Como a inteligencia e a vontade, o sentimento é uma faculdade simultânea de discriminação e assimilação. Se detestamos, é porque o objeto nos impede de amar, isto é, de sentir o que está em conformidade com nossa natureza, e o que, por essa razão, nos permite ser na superfície o que somos em profundidade. E se em espiritualidade é importante conhecer Aquele que conhece e querer Aquele que quer, é mais importante amar Aquele que ama.

O sentimento pode ser diferente em sua acidência, mas ele é amor em sua substância. O amor corresponde intuitiva e vitalmente à beleza, à bondade, ao bem. Delas se alimenta por assim dizer e, além disso, transforma e assimila a alma, despertando no fundo desta última a Beleza imanente, a única que existe, por ser a de Deus.
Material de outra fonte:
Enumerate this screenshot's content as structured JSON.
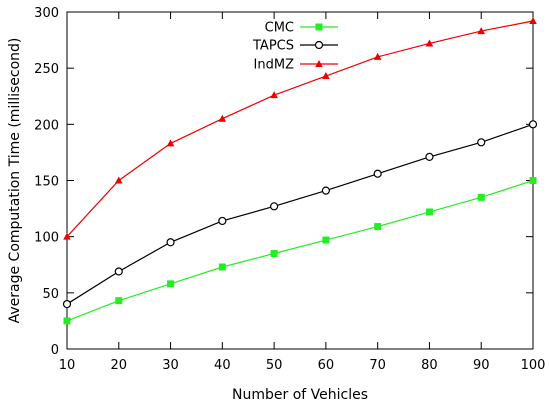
{
  "chart_data": {
    "type": "line",
    "title": "",
    "xlabel": "Number of Vehicles",
    "ylabel": "Average Computation Time (millisecond)",
    "x": [
      10,
      20,
      30,
      40,
      50,
      60,
      70,
      80,
      90,
      100
    ],
    "xlim": [
      10,
      100
    ],
    "ylim": [
      0,
      300
    ],
    "xticks": [
      10,
      20,
      30,
      40,
      50,
      60,
      70,
      80,
      90,
      100
    ],
    "yticks": [
      0,
      50,
      100,
      150,
      200,
      250,
      300
    ],
    "grid": false,
    "legend_position": "top-left",
    "series": [
      {
        "name": "CMC",
        "color": "#22ee22",
        "marker": "filled-square",
        "values": [
          25,
          43,
          58,
          73,
          85,
          97,
          109,
          122,
          135,
          150
        ]
      },
      {
        "name": "TAPCS",
        "color": "#000000",
        "marker": "open-circle",
        "values": [
          40,
          69,
          95,
          114,
          127,
          141,
          156,
          171,
          184,
          200
        ]
      },
      {
        "name": "IndMZ",
        "color": "#ee0000",
        "marker": "filled-triangle",
        "values": [
          100,
          150,
          183,
          205,
          226,
          243,
          260,
          272,
          283,
          292
        ]
      }
    ]
  }
}
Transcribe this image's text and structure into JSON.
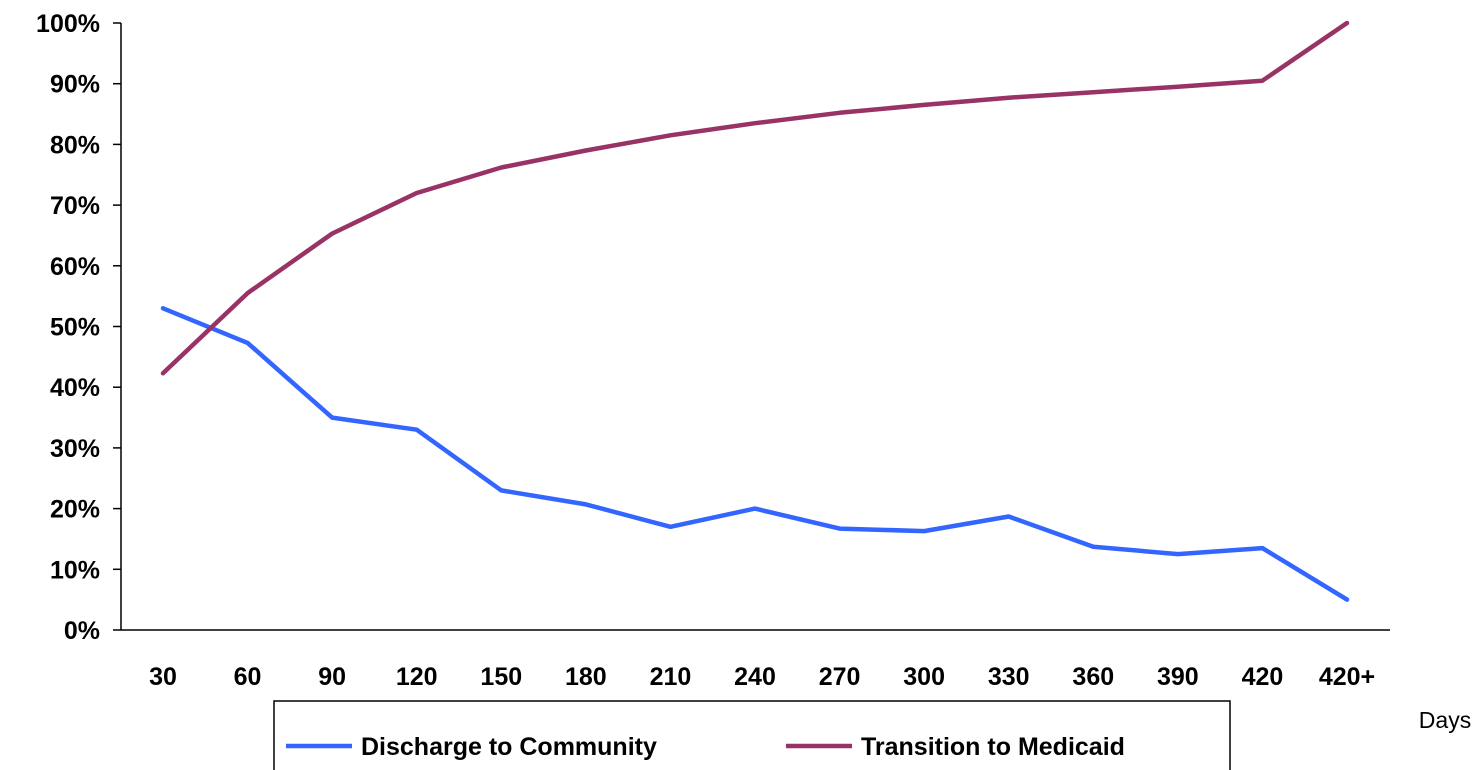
{
  "chart_data": {
    "type": "line",
    "xlabel": "Days",
    "ylabel": "",
    "categories": [
      "30",
      "60",
      "90",
      "120",
      "150",
      "180",
      "210",
      "240",
      "270",
      "300",
      "330",
      "360",
      "390",
      "420",
      "420+"
    ],
    "ylim": [
      0,
      100
    ],
    "yticks": [
      "0%",
      "10%",
      "20%",
      "30%",
      "40%",
      "50%",
      "60%",
      "70%",
      "80%",
      "90%",
      "100%"
    ],
    "grid": false,
    "legend_position": "bottom",
    "series": [
      {
        "name": "Discharge to Community",
        "color": "#3366FF",
        "values": [
          53,
          47.3,
          35,
          33,
          23,
          20.7,
          17,
          20,
          16.7,
          16.3,
          18.7,
          13.7,
          12.5,
          13.5,
          5
        ]
      },
      {
        "name": "Transition to Medicaid",
        "color": "#993366",
        "values": [
          42.3,
          55.5,
          65.3,
          72,
          76.2,
          79,
          81.5,
          83.5,
          85.2,
          86.5,
          87.7,
          88.6,
          89.5,
          90.5,
          100
        ]
      }
    ]
  }
}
A beleza exterior é o seu reflexo, especificamente: amando de um modo inteligente e piedoso — portanto, de um modo contemplativo — a beleza sensível, a alma se lembra de sua própria essência imortal. Amando, ela quer tornar-se a outra, a fim de poder voltar a ser ela mesma.

O sentimento, focalizado em todos seus aspectos, realiza, por um lado, uma discriminação de certa forma vital entre o que é nobre, amável e útil e o que não é e, por outro lado, uma assimilação do que é digno de ser assimilado e por isso mesmo realizado. Isto significa que o amor é função do valor do objeto. Se o amor prevalece sobre o ódio, a ponto de não haver uma medida comum entre eles, é pelo fato de a Realidade absoluta ser absolutamente amável. O amor é substância, o ódio é acidente, exceto nas criaturas perversas. Há duas espécies de ódio: um legítimo e um ilegítimo. O primeiro deriva de um amor vítima de injustiça, como o amor de Deus gritando vingança, e aí está o próprio fundamento de toda cólera santa. A segunda espécie é o ódio injusto, ou o ódio que não se acha limitado interiormente pelo amor subjacente, que é a sua razão de ser e que o justifica. Este segundo ódio surge como um fim em si, é subjetivo e não-objetivo, e quer antes destruir do que remediar.